Universality and approximation bounds for echo state networks with random weights
Zhen Li, Yunfei Yang
TL;DR
This work investigates the capacity of echo state networks (ESNs) with randomly generated internal weights to uniformly approximate continuous causal time-invariant operators. The authors develop a sampling procedure for the internal weights that, under mild conditions on the activation $\phi$, yields high-probability universal approximation via ESNs trained only on readouts. They establish a general framework for random neural network universality and extend it to ESNs, with explicit results for ReLU activations and a reconstruction-based proof that leverages the uniform law of large numbers and Barron-type integral representations. For ReLU networks, they derive concrete approximation bounds, showing that the error decays like $\mathcal{O}(\sqrt{\log n / n})$ up to a memory-term $\mathcal{E}_F(m)$, and they discuss how to balance memory with sample size to achieve fast rates. The findings bridge theory and practice by explaining how random reservoirs can achieve universal approximation while outlining limitations and directions for future work on practical weight-sampling schemes and ESP guarantees.
Abstract
We study the uniform approximation of echo state networks with randomly generated internal weights. These models, in which only the readout weights are optimized during training, have made empirical success in learning dynamical systems. Recent results showed that echo state networks with ReLU activation are universal. In this paper, we give an alternative construction and prove that the universality holds for general activation functions.

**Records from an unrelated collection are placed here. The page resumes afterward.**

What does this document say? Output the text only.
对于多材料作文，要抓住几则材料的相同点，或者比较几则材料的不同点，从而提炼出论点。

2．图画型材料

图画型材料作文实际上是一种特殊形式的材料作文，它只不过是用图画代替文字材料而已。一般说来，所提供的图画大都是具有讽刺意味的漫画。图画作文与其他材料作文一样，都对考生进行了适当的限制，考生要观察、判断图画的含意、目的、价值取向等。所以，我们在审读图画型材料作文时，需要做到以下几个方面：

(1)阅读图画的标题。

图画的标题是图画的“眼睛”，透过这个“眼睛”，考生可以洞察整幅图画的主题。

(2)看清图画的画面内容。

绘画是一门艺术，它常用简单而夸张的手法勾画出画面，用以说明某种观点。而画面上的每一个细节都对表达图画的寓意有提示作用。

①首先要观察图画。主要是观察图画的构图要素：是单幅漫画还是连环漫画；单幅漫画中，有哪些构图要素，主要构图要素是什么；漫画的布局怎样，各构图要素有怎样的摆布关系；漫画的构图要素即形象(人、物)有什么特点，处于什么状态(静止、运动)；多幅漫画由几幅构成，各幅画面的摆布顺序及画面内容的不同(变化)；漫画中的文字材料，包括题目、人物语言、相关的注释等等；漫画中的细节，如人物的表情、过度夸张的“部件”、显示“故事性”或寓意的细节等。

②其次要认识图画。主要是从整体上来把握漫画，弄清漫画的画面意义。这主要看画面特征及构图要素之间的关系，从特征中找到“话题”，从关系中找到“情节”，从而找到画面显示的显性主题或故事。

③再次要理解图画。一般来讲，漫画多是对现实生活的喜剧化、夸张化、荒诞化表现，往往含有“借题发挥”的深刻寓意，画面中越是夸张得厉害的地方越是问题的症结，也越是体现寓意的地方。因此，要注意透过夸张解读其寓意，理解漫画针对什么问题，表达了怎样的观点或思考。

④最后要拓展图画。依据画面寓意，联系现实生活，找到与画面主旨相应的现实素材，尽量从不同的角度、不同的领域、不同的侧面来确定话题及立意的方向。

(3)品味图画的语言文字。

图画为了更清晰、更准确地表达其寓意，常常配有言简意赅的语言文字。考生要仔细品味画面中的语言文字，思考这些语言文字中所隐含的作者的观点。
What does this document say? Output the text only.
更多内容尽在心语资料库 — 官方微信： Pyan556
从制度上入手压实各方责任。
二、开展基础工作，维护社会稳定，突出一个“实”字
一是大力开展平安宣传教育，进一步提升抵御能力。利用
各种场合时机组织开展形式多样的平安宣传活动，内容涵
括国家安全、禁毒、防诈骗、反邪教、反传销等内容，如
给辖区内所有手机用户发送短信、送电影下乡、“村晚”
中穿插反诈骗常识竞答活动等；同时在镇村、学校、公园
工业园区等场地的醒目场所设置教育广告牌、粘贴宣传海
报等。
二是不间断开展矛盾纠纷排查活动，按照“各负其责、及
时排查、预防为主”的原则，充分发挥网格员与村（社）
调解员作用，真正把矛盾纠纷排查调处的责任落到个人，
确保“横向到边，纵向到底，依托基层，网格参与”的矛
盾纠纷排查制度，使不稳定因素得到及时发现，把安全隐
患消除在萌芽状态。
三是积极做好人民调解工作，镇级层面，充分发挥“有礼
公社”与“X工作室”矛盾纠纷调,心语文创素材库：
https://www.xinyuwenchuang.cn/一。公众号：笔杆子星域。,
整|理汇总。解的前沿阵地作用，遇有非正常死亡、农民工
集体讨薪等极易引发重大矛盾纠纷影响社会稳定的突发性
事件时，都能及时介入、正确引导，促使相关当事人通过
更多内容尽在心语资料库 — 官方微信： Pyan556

Specifically, our main result shows that, under certain condition on the activation function, there exists a sampling procedure for the internal weights so that the echo state network can approximate any continuous casual time-invariant operators with high probability. In particular, for ReLU activation, we give explicit construction for these sampling procedures. We also quantify the approximation error of the constructed ReLU echo state networks for sufficiently regular operators.